Gli attuali istituti professionali potrebbero attivare corsi di tipo liceale e, nella stessa sede, anche corsi di istruzione e formazione

La bozza del decreto legislativo sul secondo ciclo è comparsa martedì 18 sul sito internet del MIUR, senza preventivo (o almeno contestuale) invio alle Parti Sociali, che di questo sgarbo si sono molto lamentate, soprattutto la CGIL (www.cgilscuola.it).

Qualche novità, rispetto alle anticipazioni circolate nei mesi scorsi, salta all’occhio anche a una prima, rapida lettura, e non si tratta di novità di scarso rilievo. Nei 28 articoli che compongono lo schema di decreto, per esempio, non si dice più che gli istituti professionali “passano” alle Regioni, ma che “dall’anno scolastico 2006/2007 le competenze relative ai percorsi che si concludono con i titoli e le qualifiche di cui all’articolo 15, comma 5, non rientranti tra i licei di cui al Capo II del presente decreto, sono gradualmente trasferite alle Regioni”. Il che significa che gli attuali istituti professionali potrebbero attivare corsi di tipo liceale e, nella stessa sede, anche corsi di istruzione e formazione, tenuto conto di quanto dice l’art. 25 comma 3:” I percorsi del sistema dei licei e quelli del sistema di istruzione e formazione professionale possono essere realizzati in un’unica sede, sulla base di apposite convenzioni tra le istituzioni scolastiche e formative interessate“.

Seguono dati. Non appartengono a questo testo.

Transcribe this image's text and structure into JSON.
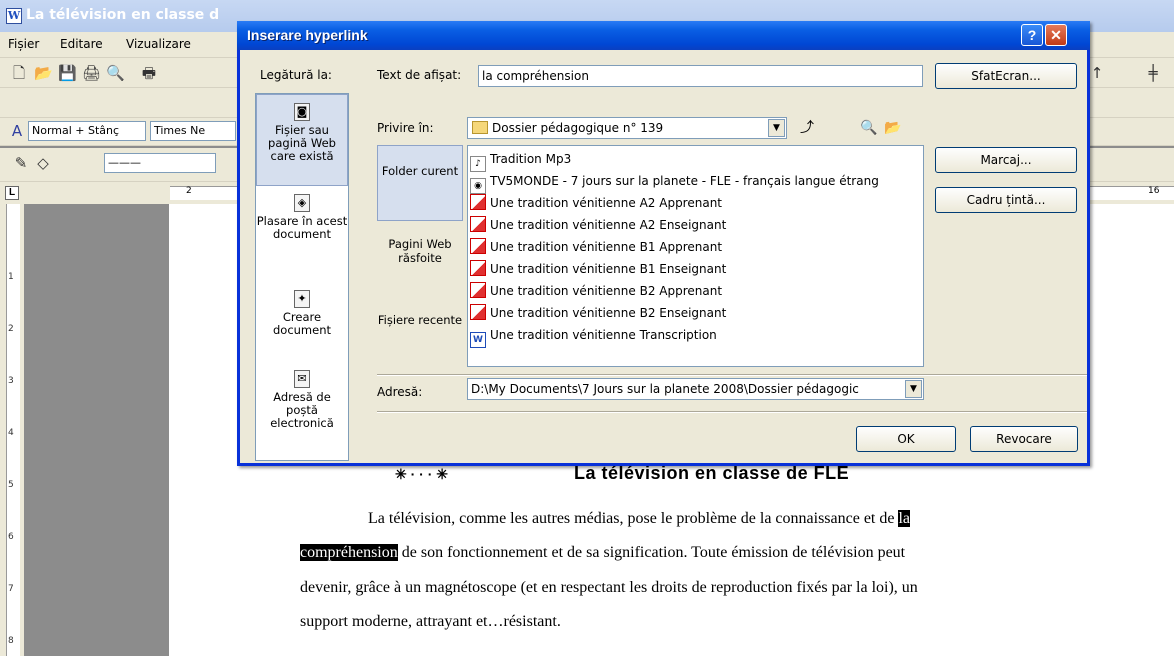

Il decreto stabilisce inoltre una partenza “graduale” dei nuovi licei, a partire dal 2006-2007. Il che appare molto più realistico della partenza generalizzata ipotizzata in precedenza.

Va detto infine (ma ci torneremo con maggiori dettagli) che la normativa riguardante i “livelli essenziali” ai quali le Regioni dovranno attenersi nella costruzione dei percorsi di loro competenza è assai vincolante per quanto riguarda i piani di studio del primo biennio, che dovranno essere organizzati in modo da rendere possibili i passaggi ai sistemi dei licei: l’art. 19, che individua gli standard formativi minimi, parla di “acquisizione di competenze essenziali di base” con riferimento a quelle linguistiche, matematiche, scientifiche, tecnologiche, storico–sociali ed economiche“.

La cautela sul “passaggio” degli attuali istituti statali (professionali, ma non solo) alle Regioni, la gradualità dell’avvio della riforma, qualche maggiore garanzia sui “livelli essenziali“, la dichiarata disponibilità del Ministro al confronto, consentono forse l’apertura di un dibattito costruttivo. Vedremo.